Liberty Workers Fight Back
While clothing manufacturer Liberty Apparel pocketed millions in profits, workers were denied minimum wage and overtime pay. Their wages were even withheld for four to eight months. Liberty representatives often visited the factory and promised workers that they would be paid if they rushed to meet tighter deadlines. To keep up with 80-hour work weeks and intense pace of work, several women at Liberty sent their babies back to China to be raised by relatives-a growing pattern among overworked, immigrant parents in the U.S. Pregnant women also were forced to work up until birth.

The Far Reaching Effects of This Case
It is no surprise that a growing number of industries have adopted the subcontracting system which allows employers to maximize their profit margins without any responsibility for workplace conditions. From meatpacking and construction to healthcare and temp work-the court ruling to gut the FLSA and strip workers of what little legal protections they have during a time of paycuts, rising unemployment and job displacement could be devastating. The Zheng v. Liberty decision, if unopposed, could deal a crushing blow to low-income women, immigrants, and people of color who make up the majority of subcontracted workers. Particularly hard hit would be women, who caught the brunt of other assaults on workers in the last decade, such as lengthening hours and the expansion of cheap-labor programs like workfare. If we want real security in our lives-whether we are immigrant women, mothers doing the valuable work of raising our children, students, office workers, injured workers, or youth who are already working-the Liberty fight is our fight. Our voices need to be heard and those who profit from our work should not be allowed to walk away without paying us for our work or compensating us for injuries incurred.

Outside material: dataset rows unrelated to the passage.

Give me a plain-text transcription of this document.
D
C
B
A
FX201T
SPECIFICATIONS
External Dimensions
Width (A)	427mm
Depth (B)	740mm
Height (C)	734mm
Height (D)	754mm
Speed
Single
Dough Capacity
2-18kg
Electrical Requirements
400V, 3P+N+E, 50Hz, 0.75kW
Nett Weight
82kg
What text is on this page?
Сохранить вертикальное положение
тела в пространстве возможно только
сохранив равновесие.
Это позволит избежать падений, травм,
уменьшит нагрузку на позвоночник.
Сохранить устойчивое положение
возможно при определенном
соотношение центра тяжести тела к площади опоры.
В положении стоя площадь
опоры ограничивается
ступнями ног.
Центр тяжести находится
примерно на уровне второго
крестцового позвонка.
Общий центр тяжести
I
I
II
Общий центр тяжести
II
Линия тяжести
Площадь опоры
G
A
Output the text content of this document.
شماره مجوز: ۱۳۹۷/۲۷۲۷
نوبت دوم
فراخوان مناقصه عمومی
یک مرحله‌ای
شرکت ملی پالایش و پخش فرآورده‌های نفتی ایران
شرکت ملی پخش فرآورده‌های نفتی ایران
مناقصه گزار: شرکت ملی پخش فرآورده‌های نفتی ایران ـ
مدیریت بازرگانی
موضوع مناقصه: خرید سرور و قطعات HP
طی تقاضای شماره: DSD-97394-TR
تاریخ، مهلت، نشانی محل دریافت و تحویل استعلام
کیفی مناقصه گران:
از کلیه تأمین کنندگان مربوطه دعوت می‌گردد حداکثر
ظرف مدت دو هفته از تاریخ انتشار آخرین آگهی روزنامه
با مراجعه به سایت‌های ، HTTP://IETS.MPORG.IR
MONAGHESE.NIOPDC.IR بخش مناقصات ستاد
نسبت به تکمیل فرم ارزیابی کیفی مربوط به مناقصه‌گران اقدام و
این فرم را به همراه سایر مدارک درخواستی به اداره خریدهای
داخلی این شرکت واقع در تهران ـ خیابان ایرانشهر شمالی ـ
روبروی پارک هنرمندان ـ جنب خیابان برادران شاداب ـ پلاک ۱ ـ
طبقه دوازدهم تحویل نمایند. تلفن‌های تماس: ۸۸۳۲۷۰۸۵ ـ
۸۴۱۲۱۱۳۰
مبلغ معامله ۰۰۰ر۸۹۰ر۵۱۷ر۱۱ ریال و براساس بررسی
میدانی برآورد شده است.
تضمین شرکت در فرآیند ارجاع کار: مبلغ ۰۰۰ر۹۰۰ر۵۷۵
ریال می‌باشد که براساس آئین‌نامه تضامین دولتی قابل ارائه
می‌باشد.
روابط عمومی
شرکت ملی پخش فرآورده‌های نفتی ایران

Join us on January 16th at 9 a.m. for a press conference and rally in front of the U.S. Court of Appeals for the Second Circuit at the Federal Courthouse, 40 Foley Square, New York City, to stop the U.S. Court of Appeals from dismantling the hard-won advances of working people to hold corporations responsible for the sweatshop conditions they promote through their contractors. The stakes are high: losing this case will give employers new license to outright strip workers of their wages, health, families and time. Come out and take a stand!